As expected, the revisions to the Manual’s chapter on the “Principles of Federal Prosecution of Business Organizations” reflect guidance published by the Department in the September 9, 2015 “Yates Memo” (see ““New Justice Department Guidance on Individual Accountability: Analysis of the Justice Department’s New Guidance on Individual Liability in Matters of Corporate Wrongdoing”).
The new policies require that to receive any cooperation credit, a company “must identify all individuals involved in or responsible for the misconduct at issue, regardless of their position, status or seniority, and provide to the Department all facts relating to that misconduct.”
The new policies also clarify issues relating to the attorney-client privilege, timely self-reporting, foreign data privacy restrictions, and the prosecution of individuals.
Protection of Attorney-Client Privilege and Attorney Work Product. Under the new policies, a company will only be eligible for cooperation credit once it “meets the threshold requirement of providing all relevant facts with respect to individuals.” The revised Manual addresses concerns that the new policies effectively require companies to waive attorney-client privilege and attorney work product protection, stating: “To be clear, a company is not required to waive its attorney-client privilege and attorney work product protection in order satisfy this threshold.” Rather, a company “may be eligible for cooperation credit regardless of whether it chooses to waive privilege or work product protection in the process, if it provides all relevant facts about the individuals who were involved in the misconduct. But if the corporation does not disclose such facts, it will not be entitled to receive any credit for cooperation.”
In a November 16 speech announcing the new policies, Deputy Attorney General Sally Q. Yates sounded the same theme, saying, “[L]egal advice is privileged. Facts are not.” She stated that although counsel’s notes and memoranda of employee interviews “may be protected, at least in part, by attorney-client privilege or as attorney work product . . . to earn cooperation credit, the corporation does need to produce all relevant facts—including the facts learned through those interviews—unless identical information has already been provided.” Deputy Attorney General Yates noted that the Department “will respect the privilege, but we will also expect companies to respect its boundaries and not to wrongly exploit its legitimate purpose by using it to shield non-privileged information from investigators.”
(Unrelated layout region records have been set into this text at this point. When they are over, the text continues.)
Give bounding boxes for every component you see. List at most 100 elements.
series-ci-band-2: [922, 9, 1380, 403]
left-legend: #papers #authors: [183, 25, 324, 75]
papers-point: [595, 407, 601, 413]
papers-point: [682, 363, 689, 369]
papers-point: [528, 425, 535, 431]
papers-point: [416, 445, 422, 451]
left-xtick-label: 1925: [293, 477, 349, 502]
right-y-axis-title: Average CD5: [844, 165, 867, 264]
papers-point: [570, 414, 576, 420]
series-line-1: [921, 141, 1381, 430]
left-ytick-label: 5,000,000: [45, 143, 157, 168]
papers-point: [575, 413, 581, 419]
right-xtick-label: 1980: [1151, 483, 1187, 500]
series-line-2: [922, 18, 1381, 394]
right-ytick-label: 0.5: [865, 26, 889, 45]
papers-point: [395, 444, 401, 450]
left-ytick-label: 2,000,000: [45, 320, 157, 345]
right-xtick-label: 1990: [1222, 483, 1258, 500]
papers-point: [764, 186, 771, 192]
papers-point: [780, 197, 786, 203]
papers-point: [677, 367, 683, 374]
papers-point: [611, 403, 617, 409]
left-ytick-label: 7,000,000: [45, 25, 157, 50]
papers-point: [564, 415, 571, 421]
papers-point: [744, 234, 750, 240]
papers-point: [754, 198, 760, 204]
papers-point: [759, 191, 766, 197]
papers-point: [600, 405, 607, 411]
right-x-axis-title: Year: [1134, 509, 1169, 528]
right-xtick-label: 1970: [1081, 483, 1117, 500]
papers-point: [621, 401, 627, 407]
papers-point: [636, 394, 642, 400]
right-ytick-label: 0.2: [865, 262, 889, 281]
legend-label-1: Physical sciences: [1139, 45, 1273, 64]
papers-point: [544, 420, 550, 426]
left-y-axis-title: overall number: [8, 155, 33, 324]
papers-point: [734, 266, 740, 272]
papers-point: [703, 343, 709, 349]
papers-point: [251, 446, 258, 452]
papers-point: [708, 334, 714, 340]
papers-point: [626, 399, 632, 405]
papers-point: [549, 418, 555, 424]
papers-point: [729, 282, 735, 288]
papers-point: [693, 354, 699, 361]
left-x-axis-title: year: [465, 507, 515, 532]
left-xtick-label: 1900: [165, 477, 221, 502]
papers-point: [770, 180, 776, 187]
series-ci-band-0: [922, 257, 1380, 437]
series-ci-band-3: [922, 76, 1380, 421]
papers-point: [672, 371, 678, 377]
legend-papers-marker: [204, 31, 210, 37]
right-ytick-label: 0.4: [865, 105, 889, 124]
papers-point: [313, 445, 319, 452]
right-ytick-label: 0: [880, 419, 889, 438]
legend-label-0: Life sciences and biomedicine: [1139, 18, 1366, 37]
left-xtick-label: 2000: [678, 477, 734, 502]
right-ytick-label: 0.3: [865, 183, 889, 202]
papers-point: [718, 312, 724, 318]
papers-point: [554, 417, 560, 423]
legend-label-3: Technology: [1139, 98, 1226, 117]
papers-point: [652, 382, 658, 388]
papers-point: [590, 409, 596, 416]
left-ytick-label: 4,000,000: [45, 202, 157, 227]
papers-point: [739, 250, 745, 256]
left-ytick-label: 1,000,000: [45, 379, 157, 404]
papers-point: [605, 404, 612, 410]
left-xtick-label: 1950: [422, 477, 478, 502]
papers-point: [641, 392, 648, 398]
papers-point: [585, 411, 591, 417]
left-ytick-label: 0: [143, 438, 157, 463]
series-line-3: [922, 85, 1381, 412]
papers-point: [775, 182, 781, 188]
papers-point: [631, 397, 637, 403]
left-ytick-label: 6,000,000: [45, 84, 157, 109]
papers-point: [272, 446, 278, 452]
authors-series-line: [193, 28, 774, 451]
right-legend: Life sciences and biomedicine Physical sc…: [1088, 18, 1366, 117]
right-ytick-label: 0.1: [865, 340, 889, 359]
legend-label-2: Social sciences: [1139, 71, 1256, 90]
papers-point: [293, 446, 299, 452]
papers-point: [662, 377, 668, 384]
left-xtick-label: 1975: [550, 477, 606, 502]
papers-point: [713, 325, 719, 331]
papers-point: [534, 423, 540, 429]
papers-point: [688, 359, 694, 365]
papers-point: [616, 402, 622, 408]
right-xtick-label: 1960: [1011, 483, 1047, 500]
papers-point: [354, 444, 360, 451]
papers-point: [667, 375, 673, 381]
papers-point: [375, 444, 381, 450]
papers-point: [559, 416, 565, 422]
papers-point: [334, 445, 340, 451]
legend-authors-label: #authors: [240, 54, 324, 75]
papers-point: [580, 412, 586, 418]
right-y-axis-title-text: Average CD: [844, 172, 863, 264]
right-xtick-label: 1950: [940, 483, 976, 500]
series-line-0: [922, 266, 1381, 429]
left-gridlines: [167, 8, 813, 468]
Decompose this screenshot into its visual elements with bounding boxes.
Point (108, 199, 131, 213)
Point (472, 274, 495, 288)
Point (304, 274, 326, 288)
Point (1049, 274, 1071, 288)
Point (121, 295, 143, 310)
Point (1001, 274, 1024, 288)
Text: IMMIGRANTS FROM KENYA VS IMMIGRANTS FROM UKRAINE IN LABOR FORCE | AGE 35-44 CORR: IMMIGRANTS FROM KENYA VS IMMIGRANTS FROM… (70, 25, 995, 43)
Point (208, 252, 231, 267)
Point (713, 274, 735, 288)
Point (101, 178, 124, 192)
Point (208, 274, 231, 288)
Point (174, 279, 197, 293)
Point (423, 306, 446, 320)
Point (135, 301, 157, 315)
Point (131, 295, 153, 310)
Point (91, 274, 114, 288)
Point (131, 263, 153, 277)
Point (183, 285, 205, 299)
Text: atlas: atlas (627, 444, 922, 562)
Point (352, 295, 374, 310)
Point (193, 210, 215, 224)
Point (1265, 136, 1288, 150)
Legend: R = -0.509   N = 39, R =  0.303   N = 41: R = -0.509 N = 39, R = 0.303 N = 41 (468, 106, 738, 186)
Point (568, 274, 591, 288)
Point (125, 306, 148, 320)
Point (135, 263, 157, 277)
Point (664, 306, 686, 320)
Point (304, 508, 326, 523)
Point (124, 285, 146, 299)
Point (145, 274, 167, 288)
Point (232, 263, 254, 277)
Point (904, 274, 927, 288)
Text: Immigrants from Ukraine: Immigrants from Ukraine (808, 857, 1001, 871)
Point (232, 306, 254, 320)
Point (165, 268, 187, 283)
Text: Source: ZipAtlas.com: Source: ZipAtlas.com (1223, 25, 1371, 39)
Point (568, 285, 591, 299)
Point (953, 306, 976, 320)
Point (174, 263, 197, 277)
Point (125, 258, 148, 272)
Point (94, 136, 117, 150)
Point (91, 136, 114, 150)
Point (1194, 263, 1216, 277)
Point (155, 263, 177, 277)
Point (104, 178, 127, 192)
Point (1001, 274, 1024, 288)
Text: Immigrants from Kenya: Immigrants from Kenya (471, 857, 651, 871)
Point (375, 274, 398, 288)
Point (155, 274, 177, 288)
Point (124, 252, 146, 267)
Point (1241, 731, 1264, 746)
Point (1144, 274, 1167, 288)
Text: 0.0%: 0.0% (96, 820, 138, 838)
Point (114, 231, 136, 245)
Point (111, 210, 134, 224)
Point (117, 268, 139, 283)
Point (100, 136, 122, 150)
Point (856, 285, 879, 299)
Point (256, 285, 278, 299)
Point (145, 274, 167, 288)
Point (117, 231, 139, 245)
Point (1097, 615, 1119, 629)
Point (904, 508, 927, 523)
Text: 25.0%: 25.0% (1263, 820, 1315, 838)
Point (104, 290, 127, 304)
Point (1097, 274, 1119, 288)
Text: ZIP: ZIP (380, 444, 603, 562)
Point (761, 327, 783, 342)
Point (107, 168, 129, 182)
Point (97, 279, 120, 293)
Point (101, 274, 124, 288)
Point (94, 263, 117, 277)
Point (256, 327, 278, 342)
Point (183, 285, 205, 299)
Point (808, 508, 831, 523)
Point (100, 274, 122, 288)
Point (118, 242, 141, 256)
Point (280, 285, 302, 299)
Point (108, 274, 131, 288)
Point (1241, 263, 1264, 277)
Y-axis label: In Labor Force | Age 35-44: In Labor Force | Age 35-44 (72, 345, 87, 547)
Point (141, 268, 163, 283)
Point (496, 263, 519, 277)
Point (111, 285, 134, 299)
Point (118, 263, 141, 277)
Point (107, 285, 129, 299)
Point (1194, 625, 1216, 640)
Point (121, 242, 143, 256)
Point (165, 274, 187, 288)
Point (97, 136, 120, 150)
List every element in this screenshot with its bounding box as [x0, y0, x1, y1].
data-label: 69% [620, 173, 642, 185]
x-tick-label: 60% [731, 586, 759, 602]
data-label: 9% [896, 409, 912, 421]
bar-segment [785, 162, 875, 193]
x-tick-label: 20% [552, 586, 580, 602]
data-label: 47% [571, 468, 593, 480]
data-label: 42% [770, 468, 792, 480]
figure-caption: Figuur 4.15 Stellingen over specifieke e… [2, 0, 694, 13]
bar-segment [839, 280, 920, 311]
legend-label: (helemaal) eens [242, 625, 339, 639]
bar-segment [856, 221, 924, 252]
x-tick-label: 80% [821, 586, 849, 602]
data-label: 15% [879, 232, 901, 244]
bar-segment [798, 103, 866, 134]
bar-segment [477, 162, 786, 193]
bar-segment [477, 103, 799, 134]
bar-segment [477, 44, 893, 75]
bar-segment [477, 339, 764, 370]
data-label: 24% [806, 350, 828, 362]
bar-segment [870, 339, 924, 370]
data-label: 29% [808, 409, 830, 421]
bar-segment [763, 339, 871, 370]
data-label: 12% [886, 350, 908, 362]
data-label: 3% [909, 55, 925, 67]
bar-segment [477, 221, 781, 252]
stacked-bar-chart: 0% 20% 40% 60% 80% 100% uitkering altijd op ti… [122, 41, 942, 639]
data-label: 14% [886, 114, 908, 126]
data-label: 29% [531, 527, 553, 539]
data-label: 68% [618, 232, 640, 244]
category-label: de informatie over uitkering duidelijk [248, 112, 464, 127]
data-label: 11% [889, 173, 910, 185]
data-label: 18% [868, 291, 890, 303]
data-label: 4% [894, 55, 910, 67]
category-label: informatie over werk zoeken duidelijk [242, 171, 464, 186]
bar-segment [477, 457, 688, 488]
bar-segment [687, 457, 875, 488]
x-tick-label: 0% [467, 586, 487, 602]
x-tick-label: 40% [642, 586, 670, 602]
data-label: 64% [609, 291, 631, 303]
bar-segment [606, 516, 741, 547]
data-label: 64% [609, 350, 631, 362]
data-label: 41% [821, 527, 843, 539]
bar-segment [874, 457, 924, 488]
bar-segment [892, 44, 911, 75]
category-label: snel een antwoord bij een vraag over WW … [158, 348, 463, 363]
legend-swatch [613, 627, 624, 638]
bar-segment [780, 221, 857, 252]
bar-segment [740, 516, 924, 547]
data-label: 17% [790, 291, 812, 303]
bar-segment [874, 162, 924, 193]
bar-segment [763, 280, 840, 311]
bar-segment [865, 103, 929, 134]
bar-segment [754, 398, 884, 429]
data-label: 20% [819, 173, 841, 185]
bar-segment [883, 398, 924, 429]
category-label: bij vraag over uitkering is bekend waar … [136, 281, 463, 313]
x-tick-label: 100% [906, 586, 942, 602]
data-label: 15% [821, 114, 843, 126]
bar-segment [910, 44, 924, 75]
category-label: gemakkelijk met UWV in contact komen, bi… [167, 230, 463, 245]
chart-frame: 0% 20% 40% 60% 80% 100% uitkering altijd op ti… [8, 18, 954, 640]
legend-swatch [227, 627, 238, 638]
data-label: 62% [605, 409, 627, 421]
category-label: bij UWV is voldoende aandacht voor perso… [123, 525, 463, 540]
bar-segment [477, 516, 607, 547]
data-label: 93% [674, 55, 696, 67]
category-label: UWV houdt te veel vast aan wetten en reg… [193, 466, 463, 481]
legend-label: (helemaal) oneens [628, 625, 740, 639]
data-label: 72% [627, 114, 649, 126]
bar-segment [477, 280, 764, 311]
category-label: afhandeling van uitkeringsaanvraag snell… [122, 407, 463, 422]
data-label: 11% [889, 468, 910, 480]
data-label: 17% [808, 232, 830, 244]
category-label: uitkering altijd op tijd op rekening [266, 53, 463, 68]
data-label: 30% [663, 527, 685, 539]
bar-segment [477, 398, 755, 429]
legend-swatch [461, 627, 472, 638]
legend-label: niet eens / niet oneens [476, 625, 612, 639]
It remains to be seen whether the boundaries of privilege and work product can be as easily navigated as Deputy Attorney General Yates suggests, given the elements of the new prosecution policies. But the revised Manual and her comments indicate that the Department’s position on this issue has not changed as a result of the new policy on cooperation.
Foreign Data Privacy Restrictions. The new policies also address restrictions on the production of certain foreign documents. The Manual notes that in circumstances in which “a company genuinely cannot get access to certain evidence or is actually prohibited from disclosing it to the government . . . the company seeking cooperation will bear the burden of explaining the restrictions it is facing to the prosecutor.”
This language appears directed at foreign data privacy, bank secrecy, and other foreign law restrictions, which often require companies to decide between responding fully to requests from U.S. prosecutors and adhering to the laws of foreign countries in which they operate. The new policies clarify that, to receive cooperation credit, a company facing such a conflict will need to satisfy the Department that foreign law in fact forbids production and that the company is not attempting to use foreign law as a shield against production.
Timely Self-Reporting. When determining an appropriate resolution, the updated Manual instructs prosecutors to consider separately a company’s “willingness to cooperate in the investigation of its agents” and its “timely and voluntary disclosure of wrongdoing.” In previous versions of the Manual the two factors were considered together.
Under the revised policies, “prosecutors may consider a corporation’s timely and voluntary disclosure, both as an independent factor and in evaluating the company’s overall cooperation.” The Manual notes, however, that “prosecution may be appropriate notwithstanding a corporation’s voluntary disclosure.”
Adequacy of the Prosecution of Individuals. Finally, when deciding whether to charge a corporation, the revised policies instruct prosecutors to “consider whether charges against the individuals responsible for the corporation’s malfeasance will adequately satisfy the goals of federal prosecution.”
The implication appears to be that, in certain cases, the prosecution of individuals may suffice in lieu of prosecution of the company, potentially opening further avenues of corporate defense advocacy. Companies should consider this argument in certain circumstances—for example, where employees have committed clear offenses. Companies will also need to continue to consider whether to recommend separate counsel for individuals early in certain investigations, as the risk that conflicts will develop between the company and individual employees may be increased.